小学校高学年から中学くらいまで、やたらとSFを読んだ時期があって、今を去ること40年ほど前である。
おそらく、星新一あたりから入って(童話調のところが子供には入りやすかったのかもしれない)、筒井康隆で腰を抜かし、小松左京の壮大さにロマンを覚え、半村良の歴史とSFの合体にコーフンし、海外ではスタニスワフ・レム、ロバート・ハインライン、E・E・スミス、アイザック・アシモフ、フランク・ハーバート、H・G・ウェルズ等々、雑食であった。
そのさらに前をさかのぼると、おそらく子供向けの科学雑誌で「未来の暮らし」みたいなものを見たり、手塚治虫の火の鳥を読んだりが、おれのSFというか、未来イメージの原体験になっていると思う。
それらでは、エアカーとか、ムービングウォークとか、背負式ジェットとか、まあ、そんなような交通手段が未来のものとして想定されていた。実現されたものもあるし、実現されていないものもある。エアカーなんていうのは随分古典的な発想だけれども、いまだにできていない。ドローンが変わって最近ではのしてきた。

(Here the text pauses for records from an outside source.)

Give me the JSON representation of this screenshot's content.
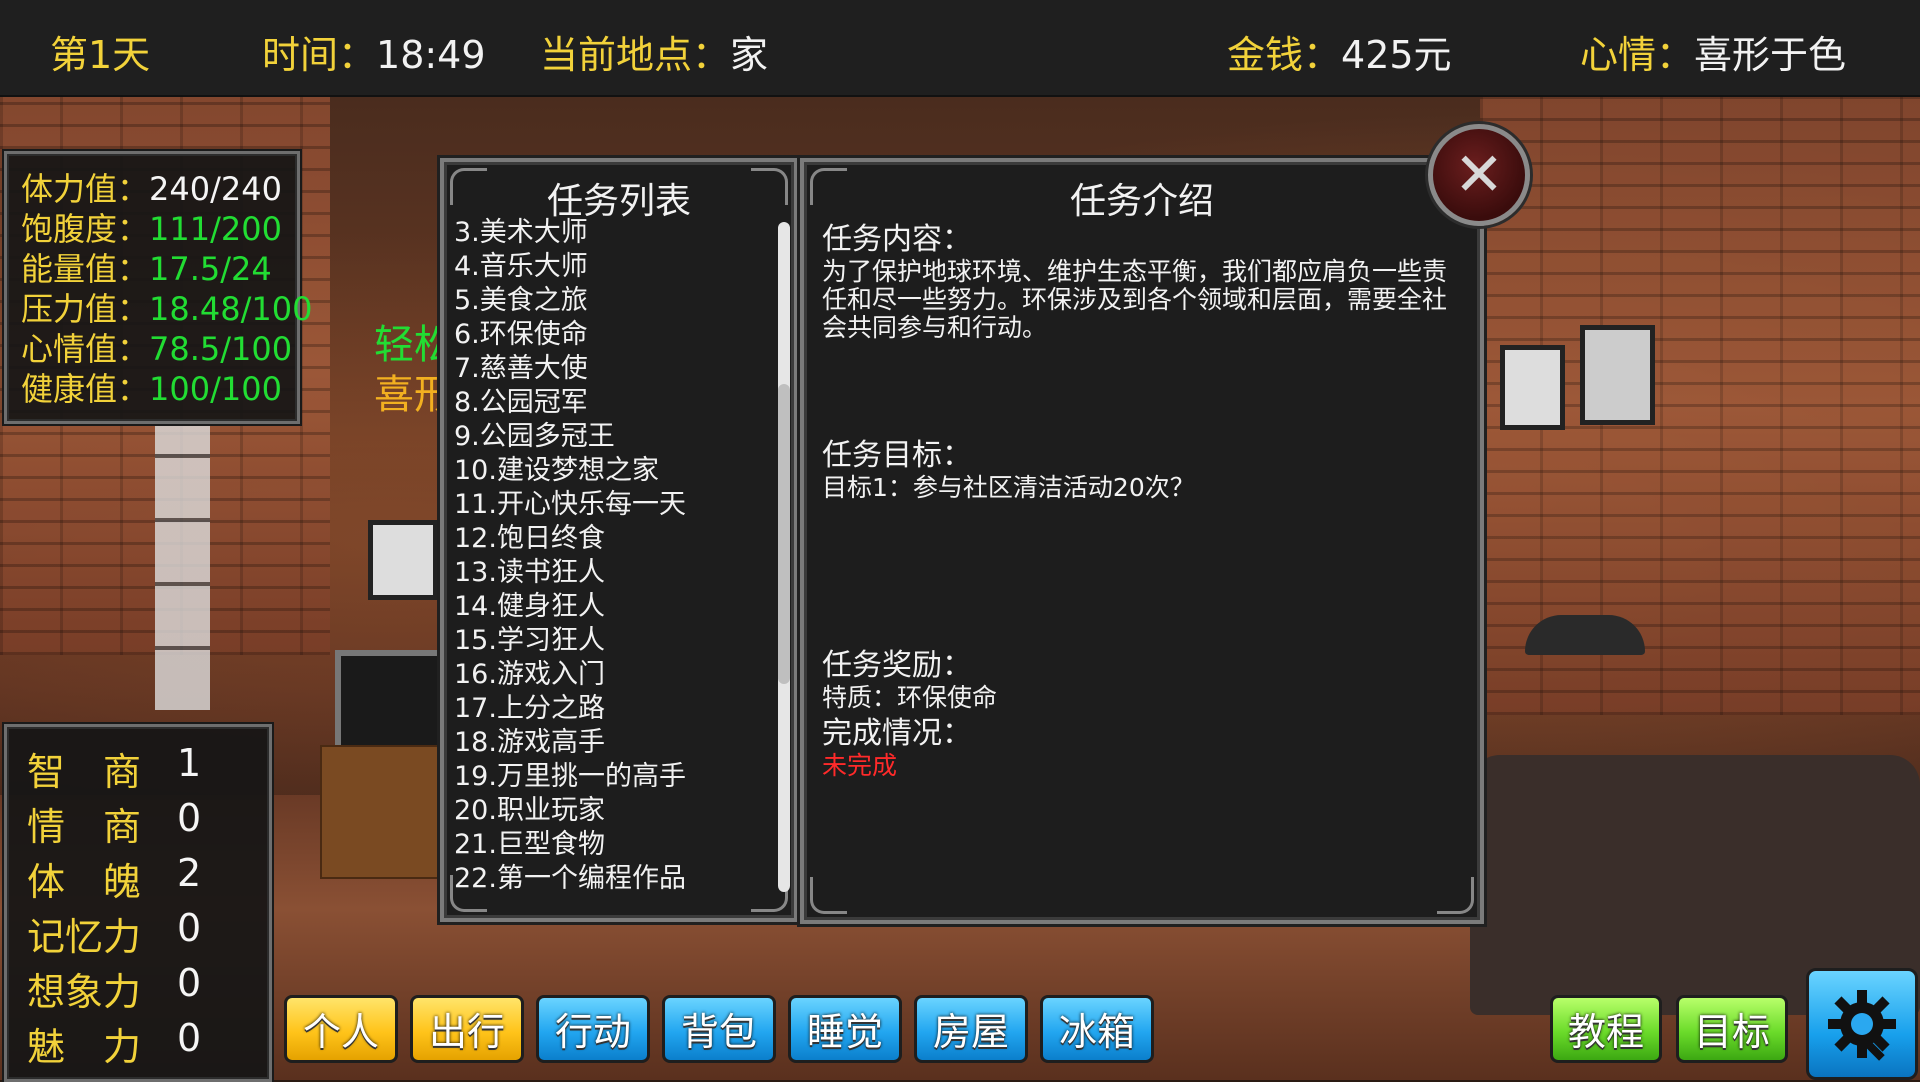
{
  "topbar": {
    "day": "第1天",
    "time_label": "时间：",
    "time_value": "18:49",
    "location_label": "当前地点：",
    "location_value": "家",
    "money_label": "金钱：",
    "money_value": "425元",
    "mood_label": "心情：",
    "mood_value": "喜形于色"
  },
  "stats": [
    {
      "label": "体力值：",
      "value": "240/240",
      "white": true
    },
    {
      "label": "饱腹度：",
      "value": "111/200",
      "white": false
    },
    {
      "label": "能量值：",
      "value": "17.5/24",
      "white": false
    },
    {
      "label": "压力值：",
      "value": "18.48/100",
      "white": false
    },
    {
      "label": "心情值：",
      "value": "78.5/100",
      "white": false
    },
    {
      "label": "健康值：",
      "value": "100/100",
      "white": false
    }
  ],
  "attributes": [
    {
      "label": "智　商",
      "value": "1"
    },
    {
      "label": "情　商",
      "value": "0"
    },
    {
      "label": "体　魄",
      "value": "2"
    },
    {
      "label": "记忆力",
      "value": "0"
    },
    {
      "label": "想象力",
      "value": "0"
    },
    {
      "label": "魅　力",
      "value": "0"
    }
  ],
  "side_text": {
    "line1": "轻松",
    "line2": "喜形"
  },
  "task_list": {
    "title": "任务列表",
    "items": [
      "3.美术大师",
      "4.音乐大师",
      "5.美食之旅",
      "6.环保使命",
      "7.慈善大使",
      "8.公园冠军",
      "9.公园多冠王",
      "10.建设梦想之家",
      "11.开心快乐每一天",
      "12.饱日终食",
      "13.读书狂人",
      "14.健身狂人",
      "15.学习狂人",
      "16.游戏入门",
      "17.上分之路",
      "18.游戏高手",
      "19.万里挑一的高手",
      "20.职业玩家",
      "21.巨型食物",
      "22.第一个编程作品"
    ]
  },
  "task_detail": {
    "title": "任务介绍",
    "content_label": "任务内容：",
    "content_text": "为了保护地球环境、维护生态平衡，我们都应肩负一些责任和尽一些努力。环保涉及到各个领域和层面，需要全社会共同参与和行动。",
    "goal_label": "任务目标：",
    "goal_text": "目标1：参与社区清洁活动20次？",
    "reward_label": "任务奖励：",
    "reward_text": "特质：环保使命",
    "status_label": "完成情况：",
    "status_text": "未完成"
  },
  "bottom_buttons": {
    "personal": "个人",
    "travel": "出行",
    "action": "行动",
    "backpack": "背包",
    "sleep": "睡觉",
    "house": "房屋",
    "fridge": "冰箱",
    "tutorial": "教程",
    "goal": "目标"
  },
  "icons": {
    "close": "close-icon",
    "settings": "gear-wrench-icon"
  },
  "colors": {
    "label_yellow": "#f2d23a",
    "value_green": "#22dd33",
    "incomplete_red": "#ff2a2a"
  }
}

コンピュータはたいたい単体型で、ネットワークという発想はほとんどなかったと思う(ウィリアム・ギブソンが出てくるのは少し後だ)。世界が単体コンピュータに支配される、というのは定番で、一方で、人間に忠実な参謀としてのコンピュータというのもよく描かれた。
未来人の服装はというと、どういうわけか昔からレオタード的なものがよく描かれた。体にぴちっとくっつくイメージが未来的に思えたのだろうか。
しかし、とおれは思うのだ。あのレオタード調の服、中年太りの人間について、どう思っていたのだろう。ぽっこりと、しかもいささか重力に対して妥協してきている体型をレオタードで包むと、大変に見苦しい姿になると思うのだが。と、己の体のあちこちを眺めつつ思うのである。